Gilles de la Tourette-Syndrom

Eine extreme und deutlich ungünstiger verlaufende Form von Tic-Störungen stellt die Betroffenen und auch die Wissenschaft vor grosse Probleme: Die Entstehung des so genannten „Gilles de la Tourette-Syndrom“ (TS) ist nach wie vor nicht geklärt und es gibt auch keine einheitlichen Behandlungsprinzipien.

Bei dieser Krankheit werden mehrere Bewegungstics mit mindestens einem vokalen Tic kombiniert. Häufig werden auch obszöne oder aggressive Wörter wiederholt. Das Syndrom beginnt vor dem 21. Lebensjahr, am häufigsten mit sechs bis acht Jahren und kann ein Leben lang bestehen bleiben. Die Umwelt reagiert auf die auffälligen, unkontrollierbaren Symptome meist unverständig, oft ablehnend und mit Spott. Der grosse psychische Leidensdruck der Betroffenen ist seit langem bekannt. Tourette-Kranke wurden von ihrer Umwelt meist gemieden, man hielt sie sogar für vom Teufel besessen.

Tourette ist eine sehr komplexe Erkrankung: Es gibt nicht zwei Mal das gleiche Erscheinungsbild. Jeder Betroffene unterscheidet sich mit seinen Eigenheiten von allen anderen Menschen, die unter dem Syndrom leiden. Die Tics können sich auch ständig wandeln: Es entstehen neue Tics, während die früheren nicht mehr auftreten, jedoch später wiederkommen können.

Die Neigung zu Tics kann offenbar auch vererbt werden. 50 bis 70 Prozent der Menschen mit mehrfachen Tics oder einem Tourette-Syndrom haben einen oder mehrere Verwandte mit einer Tic-Störung.
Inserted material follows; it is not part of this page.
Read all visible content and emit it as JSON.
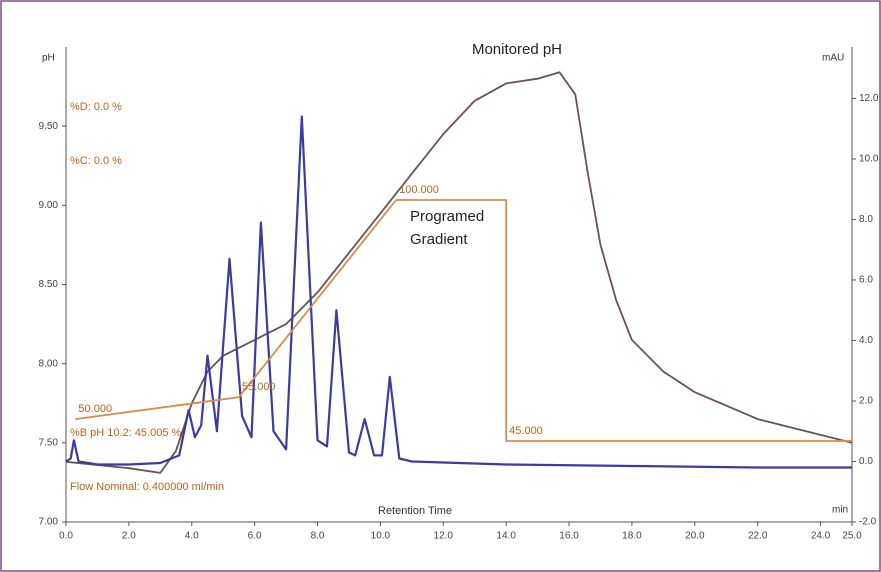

Die zurzeit wahrscheinlichste Annahme für die Entstehung der Krankheit lautet: Beim Tourette-Syndrom handele sich um eine Störung im Gleichgewicht zwischen verschiedenen Hirnbotenstoffen (Neurotransmittern), insbesondere um eine Überfunktion des Botenstoffs Dopamin und eine Unterfunktion von Serotonin. Für diese Hypothese spricht auch die Tatsache, dass selbst schwere Fälle des Tourette-Syndroms sich durch solche Medikamente lindern lassen, die auf die Dopamin-Rezeptoren einwirken. Es liegen Hinweise darauf vor, dass auch Cannabismedikamente in der Behandlung von Tics wirksam sind. Grössere Studien fehlen allerdings und so ist bisher auch keines der verschreibungsfähigen Cannabismedikamente zur Behandlung des Tourette-Syndroms offiziell zugelassen.

Fest steht: Zur Behandlung der bizarren Störung nach wie vor keine Methode, die zur vollkommenen Heilung führt. Derzeit ist kein Medikament bekannt, welches gleichzeitig alle Symptome des TS (wie Tic, Zwang, hyperkinetische Störung) günstig beeinflusst. Für alle zur Verfügung stehenden Medikamente gilt, dass sie nicht bei allen Patienten wirksam sind, und dass sie nicht zu einer Symptomfreiheit, sondern lediglich zu einer Abnahme der Beschwerden führen und darüber hinaus leider nicht selten von Nebenwirkungen begleitet sind. Neben den Medikamenten werden auch Entspannungsverfahren und Biofeedback-Techniken eingesetzt. Operative Verfahren, wie z. B. die sogenannte tiefe Hirnstimulation müssen derzeit noch als Ausnahmebehandlung und experimentelle Therapie betrachtet werden.